Un brouhaha lointain est tout ce que mes oreilles ne peuvent plus que percevoir..*.
- "Restez avec nous ! Monsieur, vous m'entendez ? Ho mon dieu il ouvre les yeux... Monsieur ?"
Une lumière blanche inonde mon esprit et j'ai l'impression que tous mes souvenirs me reviennent d'un coup. J'ai un petit sursaut et je regarde avec peine l'infirmière au dessus de moi. Je place ma main au dessus de mon visage et la regarde, jouant avec son ombre sur mon visage en laissant filtrer la lumière aveuglante à laquelle je m'habitue peu à peu.
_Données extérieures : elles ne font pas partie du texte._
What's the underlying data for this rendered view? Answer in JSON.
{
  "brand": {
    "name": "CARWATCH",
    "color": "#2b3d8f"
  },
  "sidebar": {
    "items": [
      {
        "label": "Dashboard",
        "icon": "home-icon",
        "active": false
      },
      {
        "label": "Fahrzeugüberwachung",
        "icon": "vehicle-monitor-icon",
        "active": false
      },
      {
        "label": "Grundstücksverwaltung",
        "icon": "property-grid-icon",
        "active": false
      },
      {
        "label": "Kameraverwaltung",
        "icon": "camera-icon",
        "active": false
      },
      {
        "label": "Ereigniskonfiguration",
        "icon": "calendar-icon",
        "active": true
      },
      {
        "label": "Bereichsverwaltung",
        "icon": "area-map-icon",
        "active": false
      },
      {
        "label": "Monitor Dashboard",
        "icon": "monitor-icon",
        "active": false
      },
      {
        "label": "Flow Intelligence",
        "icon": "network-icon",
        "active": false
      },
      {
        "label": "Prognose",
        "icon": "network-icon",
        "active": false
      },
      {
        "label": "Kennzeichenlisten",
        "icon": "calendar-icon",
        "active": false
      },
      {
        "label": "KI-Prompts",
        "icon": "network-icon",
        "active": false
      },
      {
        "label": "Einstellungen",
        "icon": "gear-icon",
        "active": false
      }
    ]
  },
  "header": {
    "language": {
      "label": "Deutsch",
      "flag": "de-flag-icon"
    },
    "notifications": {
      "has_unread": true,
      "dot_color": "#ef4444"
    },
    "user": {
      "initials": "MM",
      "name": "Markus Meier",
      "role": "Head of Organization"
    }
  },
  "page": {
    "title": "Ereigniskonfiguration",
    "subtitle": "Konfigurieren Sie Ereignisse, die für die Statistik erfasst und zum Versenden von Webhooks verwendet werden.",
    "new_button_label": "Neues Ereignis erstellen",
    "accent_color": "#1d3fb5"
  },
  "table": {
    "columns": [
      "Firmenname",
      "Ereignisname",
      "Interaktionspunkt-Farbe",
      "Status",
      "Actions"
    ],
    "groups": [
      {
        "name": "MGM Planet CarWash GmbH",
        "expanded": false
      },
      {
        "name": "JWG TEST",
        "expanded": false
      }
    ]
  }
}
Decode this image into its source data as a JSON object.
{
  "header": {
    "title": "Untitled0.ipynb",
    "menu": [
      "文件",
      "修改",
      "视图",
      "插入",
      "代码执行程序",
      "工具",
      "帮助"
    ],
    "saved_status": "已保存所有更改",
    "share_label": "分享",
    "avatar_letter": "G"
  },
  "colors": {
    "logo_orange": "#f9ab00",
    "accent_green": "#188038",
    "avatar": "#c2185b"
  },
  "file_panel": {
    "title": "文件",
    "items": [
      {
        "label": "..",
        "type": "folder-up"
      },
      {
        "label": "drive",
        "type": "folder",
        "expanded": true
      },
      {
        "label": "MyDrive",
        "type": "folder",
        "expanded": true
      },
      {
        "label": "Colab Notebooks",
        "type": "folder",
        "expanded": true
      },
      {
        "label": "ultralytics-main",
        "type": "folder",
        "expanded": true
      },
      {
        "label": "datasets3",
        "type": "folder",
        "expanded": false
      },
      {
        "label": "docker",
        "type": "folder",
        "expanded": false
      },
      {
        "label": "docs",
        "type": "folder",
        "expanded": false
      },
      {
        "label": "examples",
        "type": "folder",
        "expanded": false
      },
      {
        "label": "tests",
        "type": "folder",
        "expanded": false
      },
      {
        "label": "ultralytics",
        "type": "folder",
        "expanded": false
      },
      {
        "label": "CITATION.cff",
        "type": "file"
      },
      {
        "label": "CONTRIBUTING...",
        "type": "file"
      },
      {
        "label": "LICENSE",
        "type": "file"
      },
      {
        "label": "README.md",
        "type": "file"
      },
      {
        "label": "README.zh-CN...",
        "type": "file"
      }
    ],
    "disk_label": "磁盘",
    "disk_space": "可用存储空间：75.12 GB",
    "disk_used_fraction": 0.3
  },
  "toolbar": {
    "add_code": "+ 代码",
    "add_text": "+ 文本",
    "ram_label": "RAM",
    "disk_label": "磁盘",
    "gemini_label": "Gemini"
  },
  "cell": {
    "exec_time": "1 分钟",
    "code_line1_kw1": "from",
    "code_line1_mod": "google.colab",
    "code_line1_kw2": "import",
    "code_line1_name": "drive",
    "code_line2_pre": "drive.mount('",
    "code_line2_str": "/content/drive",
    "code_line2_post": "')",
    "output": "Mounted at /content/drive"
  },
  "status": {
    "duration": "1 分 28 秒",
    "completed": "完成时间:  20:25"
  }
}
Soudain, une vive douleur me parcours le corps. Un goût de sang dans la bouche. Ça y'est, je me souviens de tout. Djego et ses hommes. Apparement je n'y suis pas resté ? Je souris un peu, presque fier de savoir que leur plan aura foiré de A à Z. Peut-être qu'ils me ficheront la paix pour une fois. Moi 6, Djego toujours 0.L'ambulance s'arrête après quelques minutes de route encore. L'infirmière me demande comment je me sens, un peu par principe car au vu de mon état la question est complètement rhétorique. Le brancard descend de l'ambulance et elle repart. Une étrange sensation de déjà vu occupe mon esprit pendant une poignée de secondes. Je n'arrive pas à savoir d'où ça vient. Je souris un peu en regardant le véhicule s'éloigner. Marrant, l'ambulancier a les cheveux rouges...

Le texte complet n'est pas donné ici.